Predictive analysis can help improve the SDLC through a feedback loop mechanism that flags risk-prone areas. The deviations in the production environment can be monitored by comparing the system’s desired and current states, as in the case of GitOps. As the development process is becoming overly automated and the server loads are increasing, it has become vital to track any anomalous behavior in the systems to plug the system errors in the very beginning. The longer these are left to linger, the harder they become to weed out, and the financial distress caused by the time is also enormous. Predictive analysis also helps stay clear of alert storm floods, saving time and resources.

Application delivery can also be observed for any discrepancies in the workflow through DevOps tools like Ansible and Puppet. Appropriate surveillance is the key to intelligent automation, and the same can be achieved via machine learning tools. Software development quality can also be improved through an ongoing testing library that fixes bugs at lightning speeds and keeps adding to the AI’s learning curve. Even security breaches can be identified and stopped beforehand via digital fingerprints of system usage. This is not only punitive but also an excellent deterrent for malicious activities. Sadly, 33% of the ESG surveyed organizations admittedly lacked AI/ML skills, which makes the predictive analysis trend even more prominent in the time to come.

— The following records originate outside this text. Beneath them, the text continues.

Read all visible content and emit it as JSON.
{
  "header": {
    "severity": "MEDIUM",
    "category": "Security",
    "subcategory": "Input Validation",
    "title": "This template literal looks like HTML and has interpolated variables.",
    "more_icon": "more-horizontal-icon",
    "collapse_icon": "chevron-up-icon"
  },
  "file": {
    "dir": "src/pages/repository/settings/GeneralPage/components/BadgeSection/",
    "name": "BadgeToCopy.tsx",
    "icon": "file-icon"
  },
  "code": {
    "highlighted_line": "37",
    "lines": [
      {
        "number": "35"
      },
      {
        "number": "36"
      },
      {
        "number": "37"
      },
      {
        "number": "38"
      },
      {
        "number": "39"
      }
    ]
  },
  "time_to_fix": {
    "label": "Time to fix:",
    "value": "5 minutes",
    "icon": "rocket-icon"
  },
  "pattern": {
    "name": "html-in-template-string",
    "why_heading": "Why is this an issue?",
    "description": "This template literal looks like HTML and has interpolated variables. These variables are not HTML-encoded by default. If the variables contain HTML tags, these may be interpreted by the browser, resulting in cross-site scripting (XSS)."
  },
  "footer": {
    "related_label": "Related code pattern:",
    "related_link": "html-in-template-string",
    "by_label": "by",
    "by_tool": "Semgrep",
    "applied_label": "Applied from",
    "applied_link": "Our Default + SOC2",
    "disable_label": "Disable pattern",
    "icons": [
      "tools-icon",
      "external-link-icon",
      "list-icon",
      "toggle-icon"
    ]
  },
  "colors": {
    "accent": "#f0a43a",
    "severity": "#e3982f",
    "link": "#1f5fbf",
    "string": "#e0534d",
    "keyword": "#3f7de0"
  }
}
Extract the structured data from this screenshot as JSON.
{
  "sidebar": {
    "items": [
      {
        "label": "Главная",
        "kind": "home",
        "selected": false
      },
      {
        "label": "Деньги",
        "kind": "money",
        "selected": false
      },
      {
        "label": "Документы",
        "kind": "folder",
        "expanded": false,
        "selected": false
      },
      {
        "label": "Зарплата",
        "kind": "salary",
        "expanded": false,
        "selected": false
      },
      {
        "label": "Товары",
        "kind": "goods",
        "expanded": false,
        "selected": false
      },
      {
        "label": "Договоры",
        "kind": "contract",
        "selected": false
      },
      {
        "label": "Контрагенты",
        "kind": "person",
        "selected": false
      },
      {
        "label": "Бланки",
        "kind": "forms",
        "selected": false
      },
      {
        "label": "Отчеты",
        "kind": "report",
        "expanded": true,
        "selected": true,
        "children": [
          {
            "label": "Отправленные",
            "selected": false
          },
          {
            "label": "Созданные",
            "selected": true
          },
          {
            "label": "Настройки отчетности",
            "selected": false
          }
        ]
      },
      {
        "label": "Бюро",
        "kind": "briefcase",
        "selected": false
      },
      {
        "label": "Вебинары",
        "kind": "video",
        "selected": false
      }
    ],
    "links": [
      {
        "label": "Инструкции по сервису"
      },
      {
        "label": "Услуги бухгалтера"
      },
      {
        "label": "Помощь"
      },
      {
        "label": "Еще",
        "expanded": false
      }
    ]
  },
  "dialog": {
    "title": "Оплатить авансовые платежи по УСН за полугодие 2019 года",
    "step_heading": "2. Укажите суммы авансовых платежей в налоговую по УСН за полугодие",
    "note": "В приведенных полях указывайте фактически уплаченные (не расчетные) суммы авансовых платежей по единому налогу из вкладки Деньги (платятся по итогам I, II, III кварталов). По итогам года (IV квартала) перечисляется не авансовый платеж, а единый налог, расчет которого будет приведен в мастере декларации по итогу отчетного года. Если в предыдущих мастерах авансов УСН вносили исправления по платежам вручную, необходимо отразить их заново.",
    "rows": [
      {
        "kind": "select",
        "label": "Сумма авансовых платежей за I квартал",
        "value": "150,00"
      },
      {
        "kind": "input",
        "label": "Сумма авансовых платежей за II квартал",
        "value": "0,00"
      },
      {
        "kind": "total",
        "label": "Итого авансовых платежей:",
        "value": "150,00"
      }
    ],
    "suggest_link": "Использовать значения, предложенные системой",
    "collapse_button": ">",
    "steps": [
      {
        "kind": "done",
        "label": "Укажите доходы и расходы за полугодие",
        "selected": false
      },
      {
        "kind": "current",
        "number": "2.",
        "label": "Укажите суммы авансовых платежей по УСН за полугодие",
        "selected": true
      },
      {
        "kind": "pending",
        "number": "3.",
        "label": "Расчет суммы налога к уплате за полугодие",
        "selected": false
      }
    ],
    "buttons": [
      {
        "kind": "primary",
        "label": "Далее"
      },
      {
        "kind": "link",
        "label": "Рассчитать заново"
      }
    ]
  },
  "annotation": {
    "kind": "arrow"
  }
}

The future of DevOps is more Automated than ever

All the trends discussed above have automation at the base of their existence. Implementing anything at a scale that is sustainable, comes with a clause of automating it securely. Scalability, modularity, and security are all the better with automation because of the enormity of the logs and event data the DevOps teams deal with. The crux of the matter is that adopting the DevOps philosophy for better communication across the organization to automate the grunt work is what the future of DevOps holds. To stay on top of your game, you need to optimize the DevOps features and technological developments that make this cross-functional collaboration more fruitful.